Afghan official ask Taliban for 2 more days of talks for kidnapped South Koreans
KABUL, Afghanistan (AP)An Afghan governor pleaded Monday with the Taliban to extend a deadline for the lives of 22 South Koreans, after militants warned the Afghan government to release some of its captured fighters or else hostages will die.
July 30, 2007, 12:00 am TWN
Marajudin Pathan, the governor of Ghazni province where the South Koreans went missing on July 19, said that authorities talked to the Taliban after they set the deadline _ for midday Monday _ and asked for two more days of talks.
"Fortunately, they did not reject our demand outright, but said that they need to talk to their leaders," Pathan said, over the phone.
Taliban spokesman Qari Yousef Ahmadi said Sunday the militant group had given a list of 23 insurgent prisoners it wants released to government officials, and if they weren't freed by noon (0730 GMT) Monday, some hostages would be killed.
"It might be a man or a woman ... We may kill one, we may kill two, we may kill one of each (gender), two of each, four of each," Ahmadi told The Associated Press by satellite phone from an unknown location. "Or we may kill all of them at once."
There were no immediate comment from the Taliban on Pathans extension demand.
The Taliban last week set several deadlines that passed without consequence, and it wasn't clear how seriously the militants would treat their latest ultimatum for 22 remaining South Korean hostages, including 18 women. A leader of the South Korean group was shot and killed last week.
The attempts to free South Koreans comes as President Hamid Karzai and other Afghan officials tried to shame the Taliban on Sunday into releasing 18 female South Korean captives, an attempt to tap into a tradition of cultural hospitality and chivalry.
Afghan officials, meanwhile, reported no progress in talks with tribal elders to secure hostages' freedom.
In his first comments since 23 Koreans were abducted on July 19, Karzai criticized the Taliban's kidnapping of "foreign guests," especially women, as contrary to the tenets of Islam.
"The perpetration of this heinous act on our soil is in total contempt of our Islamic and Afghan values," Karzai told a South Korean envoy during a meeting at the presidential palace, according to a statement from his office.
Echoing Karzai's words, Afghanistan's national council of clerics said the Prophet Muhammad, the founder of Islam, taught that no one has the right to kill women, children or elders.

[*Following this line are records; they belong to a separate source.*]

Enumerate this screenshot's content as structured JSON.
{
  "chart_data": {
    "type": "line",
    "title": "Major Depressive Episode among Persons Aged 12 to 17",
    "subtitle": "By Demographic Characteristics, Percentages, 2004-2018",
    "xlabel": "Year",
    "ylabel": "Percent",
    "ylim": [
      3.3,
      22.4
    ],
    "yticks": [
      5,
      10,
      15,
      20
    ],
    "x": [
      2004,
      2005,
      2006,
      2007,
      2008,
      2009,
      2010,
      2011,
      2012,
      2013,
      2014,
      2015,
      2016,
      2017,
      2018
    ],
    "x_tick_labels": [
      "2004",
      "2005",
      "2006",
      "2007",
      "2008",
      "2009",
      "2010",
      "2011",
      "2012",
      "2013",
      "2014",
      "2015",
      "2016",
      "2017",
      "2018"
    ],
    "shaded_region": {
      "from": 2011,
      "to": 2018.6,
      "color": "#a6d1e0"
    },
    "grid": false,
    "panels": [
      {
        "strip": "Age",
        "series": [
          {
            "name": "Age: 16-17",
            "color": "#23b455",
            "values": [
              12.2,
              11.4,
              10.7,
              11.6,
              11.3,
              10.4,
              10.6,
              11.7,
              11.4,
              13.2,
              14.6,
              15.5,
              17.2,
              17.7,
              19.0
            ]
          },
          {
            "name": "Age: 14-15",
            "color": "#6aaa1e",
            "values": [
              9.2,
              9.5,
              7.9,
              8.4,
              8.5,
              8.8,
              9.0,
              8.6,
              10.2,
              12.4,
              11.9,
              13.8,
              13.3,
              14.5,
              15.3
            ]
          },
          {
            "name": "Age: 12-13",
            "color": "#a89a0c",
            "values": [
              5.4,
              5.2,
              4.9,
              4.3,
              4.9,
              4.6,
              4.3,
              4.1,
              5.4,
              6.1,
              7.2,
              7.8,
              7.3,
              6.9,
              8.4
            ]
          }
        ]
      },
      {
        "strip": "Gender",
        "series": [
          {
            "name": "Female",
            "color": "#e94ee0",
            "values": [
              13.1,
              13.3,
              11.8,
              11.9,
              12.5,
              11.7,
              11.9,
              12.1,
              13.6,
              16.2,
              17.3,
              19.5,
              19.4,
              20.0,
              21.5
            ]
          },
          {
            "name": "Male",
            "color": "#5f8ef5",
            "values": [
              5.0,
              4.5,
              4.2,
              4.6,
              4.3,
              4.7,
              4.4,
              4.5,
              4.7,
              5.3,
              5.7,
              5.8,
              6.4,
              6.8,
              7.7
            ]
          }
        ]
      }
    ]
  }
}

"Even in the history of Afghanistan, in all its combat and fighting, Afghans respected women, children and elders," the council said. "The killing of women is against Islam, against the Afghan culture, and they shouldn't do it."
But the Taliban spokesman instead invoked the religious tenet of "an eye for an eye," alleging that Western militaries are holding Afghan females at bases in Bagram and Kandahar, and the Taliban can do the same. He said the Taliban could detain and kill "women, men or children."